Die rot-grüne Bundesregierung will auf die stark steigenden Passagierzahlen mit einem Ausbau der Flughäfen reagieren. Gleichzeitig beabsichtigt sie aber auch, etwa die Lärmschutz- und Nachtruhe-Bestimmungen zu verschärfen, um Anwohner und Umwelt besser zu schützen. Dies geht aus einem dem Handelsblatt vorliegenden 62-seitigen Entwurf zu einem Flughafenkonzept des Bundes hervor. Bei einer ersten Anhörung übten Luftfahrtgesellschaften und Flughäfen harte Kritik an dem Papier. Der Entwuf gleiche eher einem Katalog umweltpolitischer Maßnahmen als einem Verkehrskonzept.

ink/kol BERLIN/DÜSSELDORF. Der Entwurf sei sogar ein Rückschritt, kritisierte etwa Willi Hermsen, Hauptgeschäftsführer der Flughafen München GmbH. Denn die vorgesehene verstärkte Bürgerbeteiligung stärke den Luftverkehrsstandort Deutschland nicht, sondern schwäche ihn. Kritik kam auch von Lufthansa Chef Jürgen Weber, der sogar den Ankauf des geplanten Großraum-Airbuses an den Ausbau der Luftfahrtkapazitäten knüpfte. "Wir können dann Kunde des A3XX werden, wenn sich die Rahmenbedingungen für den Luftverkehr in Deutschland positiv entwickeln." Angesichts der großen Sitzplatzzahl des Airbuses sei ein Einsatz von Zubringerflügen sowie einer guten Anbindung der Flughäfen durch andere Verkehrsmittel abhängig, betonte auch Michael Uhlmann, Leiter des Bereichs Luftfahrt beim Deutschen Verkehrsforum. Zur Zeit kämen deshalb wohl nur die Flughäfen Frankfurt und München für einen A 3XX-Einsatz in Frage. Das Fehlen klarer Ausbauziele in dem neuen Bundeskonzept wird von den Unternehmen so heftig kritisiert, weil in dem Papier ja richtig festgestellt werde, dass "der Luftverkehr der dynamischste unter den Massenverkehrsträgern" sei. So erwartet die Bundesregierung eine Steigerung der Passagierzahlen in diesem Jahr um 4,5 % auf 139 Millionen.

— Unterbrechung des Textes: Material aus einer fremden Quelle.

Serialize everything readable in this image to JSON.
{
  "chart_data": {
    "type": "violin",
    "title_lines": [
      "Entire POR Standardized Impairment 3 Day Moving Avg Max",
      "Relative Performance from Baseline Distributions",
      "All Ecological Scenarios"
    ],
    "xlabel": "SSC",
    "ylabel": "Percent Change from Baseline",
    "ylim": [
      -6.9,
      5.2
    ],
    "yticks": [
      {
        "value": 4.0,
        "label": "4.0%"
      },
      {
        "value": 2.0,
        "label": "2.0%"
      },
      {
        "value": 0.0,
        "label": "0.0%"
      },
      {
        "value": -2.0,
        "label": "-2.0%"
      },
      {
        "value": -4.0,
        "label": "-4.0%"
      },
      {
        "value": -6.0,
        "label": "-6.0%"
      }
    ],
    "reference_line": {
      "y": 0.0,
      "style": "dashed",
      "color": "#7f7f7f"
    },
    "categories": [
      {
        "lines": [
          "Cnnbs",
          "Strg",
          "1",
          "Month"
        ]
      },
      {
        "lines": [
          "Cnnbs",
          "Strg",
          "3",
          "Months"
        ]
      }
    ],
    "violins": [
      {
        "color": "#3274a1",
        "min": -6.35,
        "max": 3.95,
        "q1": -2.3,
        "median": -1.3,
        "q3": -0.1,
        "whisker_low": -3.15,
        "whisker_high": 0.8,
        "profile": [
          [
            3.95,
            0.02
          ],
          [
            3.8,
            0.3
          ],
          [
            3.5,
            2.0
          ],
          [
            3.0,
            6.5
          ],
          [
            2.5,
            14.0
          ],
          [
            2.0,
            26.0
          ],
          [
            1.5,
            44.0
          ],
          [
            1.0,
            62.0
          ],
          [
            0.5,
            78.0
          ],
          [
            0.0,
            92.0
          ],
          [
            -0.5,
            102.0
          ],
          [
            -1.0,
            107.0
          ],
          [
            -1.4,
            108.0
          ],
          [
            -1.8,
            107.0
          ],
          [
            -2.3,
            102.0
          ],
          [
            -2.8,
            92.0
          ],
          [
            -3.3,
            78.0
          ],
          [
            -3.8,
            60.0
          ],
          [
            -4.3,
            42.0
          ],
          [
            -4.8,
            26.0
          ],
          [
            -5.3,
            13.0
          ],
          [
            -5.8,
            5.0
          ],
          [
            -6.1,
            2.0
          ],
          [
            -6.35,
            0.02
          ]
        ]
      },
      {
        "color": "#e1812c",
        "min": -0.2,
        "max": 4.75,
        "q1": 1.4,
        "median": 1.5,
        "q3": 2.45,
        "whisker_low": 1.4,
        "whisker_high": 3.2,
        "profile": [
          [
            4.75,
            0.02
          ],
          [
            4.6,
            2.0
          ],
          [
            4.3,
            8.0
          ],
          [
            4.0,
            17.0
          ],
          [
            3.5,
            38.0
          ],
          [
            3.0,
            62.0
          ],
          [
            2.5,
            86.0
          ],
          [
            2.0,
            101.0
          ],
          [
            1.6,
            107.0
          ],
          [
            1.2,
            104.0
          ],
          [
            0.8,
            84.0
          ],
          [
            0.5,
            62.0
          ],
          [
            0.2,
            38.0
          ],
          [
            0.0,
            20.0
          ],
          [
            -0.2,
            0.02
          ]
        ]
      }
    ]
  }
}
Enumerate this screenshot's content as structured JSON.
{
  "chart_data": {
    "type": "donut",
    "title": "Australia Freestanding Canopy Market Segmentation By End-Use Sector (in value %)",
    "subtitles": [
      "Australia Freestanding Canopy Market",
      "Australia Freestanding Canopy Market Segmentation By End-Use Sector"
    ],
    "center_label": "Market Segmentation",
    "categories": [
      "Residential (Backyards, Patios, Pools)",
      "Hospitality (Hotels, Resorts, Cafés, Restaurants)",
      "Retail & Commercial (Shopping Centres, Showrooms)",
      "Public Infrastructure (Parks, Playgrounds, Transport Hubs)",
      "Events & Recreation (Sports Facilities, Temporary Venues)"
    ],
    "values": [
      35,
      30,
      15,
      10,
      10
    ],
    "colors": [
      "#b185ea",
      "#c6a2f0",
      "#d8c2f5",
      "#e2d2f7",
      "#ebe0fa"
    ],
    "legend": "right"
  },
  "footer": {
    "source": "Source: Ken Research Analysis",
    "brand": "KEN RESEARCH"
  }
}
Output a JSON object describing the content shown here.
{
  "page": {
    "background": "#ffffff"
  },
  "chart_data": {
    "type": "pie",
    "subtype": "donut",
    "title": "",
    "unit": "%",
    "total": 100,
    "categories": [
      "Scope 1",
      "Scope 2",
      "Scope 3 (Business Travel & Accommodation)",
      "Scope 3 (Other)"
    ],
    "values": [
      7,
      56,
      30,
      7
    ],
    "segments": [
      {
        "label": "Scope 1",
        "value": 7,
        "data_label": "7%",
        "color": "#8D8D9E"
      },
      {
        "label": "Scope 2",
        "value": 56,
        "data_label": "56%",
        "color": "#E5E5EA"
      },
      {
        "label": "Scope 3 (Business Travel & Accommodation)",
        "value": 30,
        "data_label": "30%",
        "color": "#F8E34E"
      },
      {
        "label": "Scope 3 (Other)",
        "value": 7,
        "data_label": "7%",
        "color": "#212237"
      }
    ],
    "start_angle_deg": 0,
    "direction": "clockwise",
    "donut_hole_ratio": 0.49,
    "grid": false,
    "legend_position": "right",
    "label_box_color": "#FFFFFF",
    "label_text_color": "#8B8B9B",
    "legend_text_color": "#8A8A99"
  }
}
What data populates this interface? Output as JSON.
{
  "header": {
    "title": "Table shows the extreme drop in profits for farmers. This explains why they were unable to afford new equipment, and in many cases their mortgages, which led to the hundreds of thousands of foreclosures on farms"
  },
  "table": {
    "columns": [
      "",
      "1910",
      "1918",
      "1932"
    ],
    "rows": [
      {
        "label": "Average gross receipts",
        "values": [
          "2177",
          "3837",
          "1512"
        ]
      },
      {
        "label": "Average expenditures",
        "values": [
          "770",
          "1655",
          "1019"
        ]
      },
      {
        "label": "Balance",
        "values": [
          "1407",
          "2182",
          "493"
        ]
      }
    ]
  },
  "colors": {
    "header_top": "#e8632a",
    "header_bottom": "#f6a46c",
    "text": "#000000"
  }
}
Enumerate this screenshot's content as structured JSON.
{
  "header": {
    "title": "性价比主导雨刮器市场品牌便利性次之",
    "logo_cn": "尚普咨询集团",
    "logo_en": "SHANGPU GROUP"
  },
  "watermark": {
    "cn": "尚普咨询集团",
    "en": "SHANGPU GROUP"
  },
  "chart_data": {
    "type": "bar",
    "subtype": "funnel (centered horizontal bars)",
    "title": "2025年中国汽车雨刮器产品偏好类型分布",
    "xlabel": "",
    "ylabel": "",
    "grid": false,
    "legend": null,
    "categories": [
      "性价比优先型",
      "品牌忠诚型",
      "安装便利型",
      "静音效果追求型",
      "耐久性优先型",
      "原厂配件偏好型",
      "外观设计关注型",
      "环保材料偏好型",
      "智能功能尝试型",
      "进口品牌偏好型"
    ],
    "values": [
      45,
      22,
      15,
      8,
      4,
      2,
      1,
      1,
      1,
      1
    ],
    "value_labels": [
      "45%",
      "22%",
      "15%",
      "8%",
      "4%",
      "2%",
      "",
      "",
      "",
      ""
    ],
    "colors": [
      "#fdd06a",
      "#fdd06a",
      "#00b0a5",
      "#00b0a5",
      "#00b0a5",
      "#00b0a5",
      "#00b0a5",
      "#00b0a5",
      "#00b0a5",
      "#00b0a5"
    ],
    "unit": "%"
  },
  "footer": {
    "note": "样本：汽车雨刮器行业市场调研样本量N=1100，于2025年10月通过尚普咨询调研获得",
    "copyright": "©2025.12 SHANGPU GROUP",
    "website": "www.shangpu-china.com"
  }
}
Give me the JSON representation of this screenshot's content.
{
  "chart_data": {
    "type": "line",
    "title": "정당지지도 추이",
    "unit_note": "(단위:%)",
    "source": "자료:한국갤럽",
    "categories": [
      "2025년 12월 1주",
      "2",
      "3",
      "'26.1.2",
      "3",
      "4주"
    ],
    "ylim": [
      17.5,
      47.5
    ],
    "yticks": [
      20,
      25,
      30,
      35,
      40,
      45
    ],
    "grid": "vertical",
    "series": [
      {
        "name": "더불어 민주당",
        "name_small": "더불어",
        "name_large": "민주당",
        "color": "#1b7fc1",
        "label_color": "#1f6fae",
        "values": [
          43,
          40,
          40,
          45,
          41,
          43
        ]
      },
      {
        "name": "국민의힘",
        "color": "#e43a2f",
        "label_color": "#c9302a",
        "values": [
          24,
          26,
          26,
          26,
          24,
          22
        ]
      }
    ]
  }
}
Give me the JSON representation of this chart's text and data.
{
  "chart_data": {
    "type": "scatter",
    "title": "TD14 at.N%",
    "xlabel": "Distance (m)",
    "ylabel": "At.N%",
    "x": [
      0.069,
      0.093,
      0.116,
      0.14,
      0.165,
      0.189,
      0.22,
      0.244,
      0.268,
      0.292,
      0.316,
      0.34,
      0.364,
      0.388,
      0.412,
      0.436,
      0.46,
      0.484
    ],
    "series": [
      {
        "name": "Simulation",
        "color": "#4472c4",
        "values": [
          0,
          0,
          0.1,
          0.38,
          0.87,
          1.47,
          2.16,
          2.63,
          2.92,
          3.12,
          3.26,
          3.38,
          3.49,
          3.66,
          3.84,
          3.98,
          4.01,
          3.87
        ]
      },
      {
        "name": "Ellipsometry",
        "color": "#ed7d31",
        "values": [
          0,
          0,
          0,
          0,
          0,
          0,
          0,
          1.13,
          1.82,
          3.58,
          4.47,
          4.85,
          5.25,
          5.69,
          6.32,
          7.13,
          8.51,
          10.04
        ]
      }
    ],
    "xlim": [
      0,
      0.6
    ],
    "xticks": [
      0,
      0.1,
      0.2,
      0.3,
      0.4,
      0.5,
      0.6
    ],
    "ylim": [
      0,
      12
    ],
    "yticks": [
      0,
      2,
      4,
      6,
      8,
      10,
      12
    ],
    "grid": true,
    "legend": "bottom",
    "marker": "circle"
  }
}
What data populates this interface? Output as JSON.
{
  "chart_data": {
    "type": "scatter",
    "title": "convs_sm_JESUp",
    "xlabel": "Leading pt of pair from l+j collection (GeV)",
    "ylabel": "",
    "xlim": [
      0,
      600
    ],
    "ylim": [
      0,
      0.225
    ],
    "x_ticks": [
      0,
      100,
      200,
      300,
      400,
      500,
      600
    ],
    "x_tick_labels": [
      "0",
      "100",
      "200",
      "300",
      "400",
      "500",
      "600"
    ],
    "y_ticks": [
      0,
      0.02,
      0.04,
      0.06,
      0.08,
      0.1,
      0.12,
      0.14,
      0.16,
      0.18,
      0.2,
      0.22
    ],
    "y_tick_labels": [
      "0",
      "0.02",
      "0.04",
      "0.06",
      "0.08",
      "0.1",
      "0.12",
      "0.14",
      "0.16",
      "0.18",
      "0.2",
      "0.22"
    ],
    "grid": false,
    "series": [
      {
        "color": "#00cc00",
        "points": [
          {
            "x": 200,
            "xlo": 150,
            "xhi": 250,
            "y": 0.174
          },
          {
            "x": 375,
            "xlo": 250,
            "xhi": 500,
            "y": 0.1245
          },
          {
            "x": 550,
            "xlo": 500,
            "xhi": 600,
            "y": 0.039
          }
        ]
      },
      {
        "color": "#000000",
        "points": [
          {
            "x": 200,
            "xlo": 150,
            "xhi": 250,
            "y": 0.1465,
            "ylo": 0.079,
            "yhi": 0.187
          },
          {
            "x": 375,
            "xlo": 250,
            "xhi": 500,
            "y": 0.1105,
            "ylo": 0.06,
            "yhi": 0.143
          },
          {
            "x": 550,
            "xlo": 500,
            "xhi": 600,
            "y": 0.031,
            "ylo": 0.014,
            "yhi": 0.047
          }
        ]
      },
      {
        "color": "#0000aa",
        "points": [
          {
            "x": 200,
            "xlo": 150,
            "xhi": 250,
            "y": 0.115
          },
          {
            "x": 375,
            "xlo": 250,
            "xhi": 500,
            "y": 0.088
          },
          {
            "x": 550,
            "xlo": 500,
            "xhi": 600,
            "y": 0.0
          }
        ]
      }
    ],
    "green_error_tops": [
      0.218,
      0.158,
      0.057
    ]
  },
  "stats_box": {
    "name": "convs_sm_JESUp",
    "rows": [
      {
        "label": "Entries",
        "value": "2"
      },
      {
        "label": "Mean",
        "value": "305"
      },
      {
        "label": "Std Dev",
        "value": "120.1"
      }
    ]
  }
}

Für das Jahr 2010 werden zwischen 182 und 204 Millionen Fluggäste für realistisch gehalten. Außerdem wird in dem Konzept der positive Arbeitsmarkteffekt hervorgehoben: In den kommenden Jahren würden in der Luftfahrt "hunderttausende von neuen Arbeitsplätzen" entstehen könnte, heißt es. Es müsse deshalb dafür gesorgt werden, dass sich der Standort Deutschland behaupten könne. Das Konzept enthalte aber keine konkreten Vorschläge, wie dieses Ziel zu erreichen ist, bemängelt die Branche.

Im Bundesverkehrsministerium weist man die Kritik mit dem Hinweis zurück, dass es sich um einen ersten Entwurf handele. Dieser solle dazu dienen, nun in Zusammenarbeit mit Ländern, Unternehmen und Verbänden "einen breiten Konsens" zu suchen.